Suggested topics may include or use as a starting point:

  • The relationship between the truth and theatrical illusion, how illusion might reveal hidden truths in performance, the perpetuation of myths in drama.
  • The notion of truth and authenticity in documentary and verbatim theatre, and how theatre mediates the truth.
  • How the gap between reality, authenticity and the real are exploited by practitioners
  • How the creation of myths, mystification, tenuous truths, secrecy and plausibility are used by performance-makers
  • How theatre scholarship can present new ‘truths’ to counteract official, canonical or established ‘truths’
  • The role of rhetoric, manipulation, cognitive biases, emotional control in dramatic speech and the performance of politics
  • The impact of anti-semitism, racism, ableism and transphobia as it is spread through prejudice and conspiracy theories. Theatre’s resistance and/or complicity with these prejudices.
  • Plots, plotting, secrets and revelations, including in dramatic structure
  • Myth-making within theatre and performance practice, research and theatre history
  • Integrity in theatre and performance research and/or in theatre making

The Theatre & Performance Research Association and the Standing Committee of University Drama Departments invites proposals for papers or performative presentations (15 minutes) relating to the theme from postgraduates at all levels of study (including MA students), postdoctoral researchers and early career academics to be delivered live over Zoom. The symposium is free to attend and open to all postgraduates and early career researchers, based anywhere in the world (bearing in mind the symposium will take place in GMT).

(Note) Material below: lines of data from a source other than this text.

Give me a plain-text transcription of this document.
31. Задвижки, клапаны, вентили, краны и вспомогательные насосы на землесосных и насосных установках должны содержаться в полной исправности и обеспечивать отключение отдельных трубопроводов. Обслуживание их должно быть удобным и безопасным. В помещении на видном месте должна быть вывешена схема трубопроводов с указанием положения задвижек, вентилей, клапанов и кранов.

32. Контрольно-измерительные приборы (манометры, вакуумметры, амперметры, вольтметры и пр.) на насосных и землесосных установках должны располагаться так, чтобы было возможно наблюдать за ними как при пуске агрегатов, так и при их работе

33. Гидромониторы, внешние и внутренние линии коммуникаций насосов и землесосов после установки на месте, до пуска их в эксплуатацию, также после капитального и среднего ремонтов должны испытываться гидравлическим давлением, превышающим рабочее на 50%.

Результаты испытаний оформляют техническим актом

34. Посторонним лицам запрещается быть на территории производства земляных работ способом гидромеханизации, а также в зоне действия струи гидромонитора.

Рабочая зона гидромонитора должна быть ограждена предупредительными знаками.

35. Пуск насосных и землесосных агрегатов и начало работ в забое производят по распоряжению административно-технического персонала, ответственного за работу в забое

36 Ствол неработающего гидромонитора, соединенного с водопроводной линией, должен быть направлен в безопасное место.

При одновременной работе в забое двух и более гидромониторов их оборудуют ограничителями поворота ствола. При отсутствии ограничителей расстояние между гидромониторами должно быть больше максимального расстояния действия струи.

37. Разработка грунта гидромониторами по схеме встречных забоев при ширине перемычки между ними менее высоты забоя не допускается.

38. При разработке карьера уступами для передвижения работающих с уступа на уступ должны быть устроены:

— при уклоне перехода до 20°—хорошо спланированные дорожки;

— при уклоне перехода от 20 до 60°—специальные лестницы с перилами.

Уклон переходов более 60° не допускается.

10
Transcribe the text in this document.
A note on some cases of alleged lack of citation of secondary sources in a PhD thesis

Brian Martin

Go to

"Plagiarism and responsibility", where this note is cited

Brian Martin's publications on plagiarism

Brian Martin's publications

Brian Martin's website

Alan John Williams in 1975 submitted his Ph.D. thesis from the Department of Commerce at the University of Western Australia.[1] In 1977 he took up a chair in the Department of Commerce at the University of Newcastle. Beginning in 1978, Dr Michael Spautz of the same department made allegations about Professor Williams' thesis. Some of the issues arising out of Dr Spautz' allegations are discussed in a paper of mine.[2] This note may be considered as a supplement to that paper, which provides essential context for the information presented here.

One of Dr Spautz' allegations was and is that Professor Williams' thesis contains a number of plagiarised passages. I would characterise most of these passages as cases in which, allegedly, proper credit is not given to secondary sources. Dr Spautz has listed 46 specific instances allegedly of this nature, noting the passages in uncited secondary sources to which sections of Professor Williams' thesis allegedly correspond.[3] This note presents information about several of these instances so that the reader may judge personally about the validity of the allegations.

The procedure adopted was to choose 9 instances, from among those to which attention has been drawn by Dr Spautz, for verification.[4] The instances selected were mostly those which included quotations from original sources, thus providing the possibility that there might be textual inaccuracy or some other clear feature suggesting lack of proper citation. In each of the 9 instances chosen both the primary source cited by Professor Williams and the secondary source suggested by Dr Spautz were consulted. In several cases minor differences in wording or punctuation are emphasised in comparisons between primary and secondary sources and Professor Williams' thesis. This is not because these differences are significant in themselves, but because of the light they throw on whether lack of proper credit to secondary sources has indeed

We invite presentations that relate to the theme in all forms of theatre practice, theatre history, performance, performance studies, formal and informal performer training, stagecraft and theatre/drama in education.

As part of the symposium we will have a workshop on accessibility and care. This workshop will be a relaxing space to consider how we can make our home working environments more accessible for our own needs and introduce participants to ways of creating online spaces that are more mindful of the accessibility needs of those around us.

We will be providing structured and informal networking opportunities for participants. Abstracts should be 250 words in length. All abstracts should be sent to pgtapra@gmail.com. When submitting your abstract, please also include a short biography (no more than 50 words) in the same document. Those wishing to use alternative approaches to presenting research, such as performance lectures, can include an additional 100 words detailing their intended presentation methods. Please also let us know if there are any access provisions – for example, captioning – that would better enable you to participate.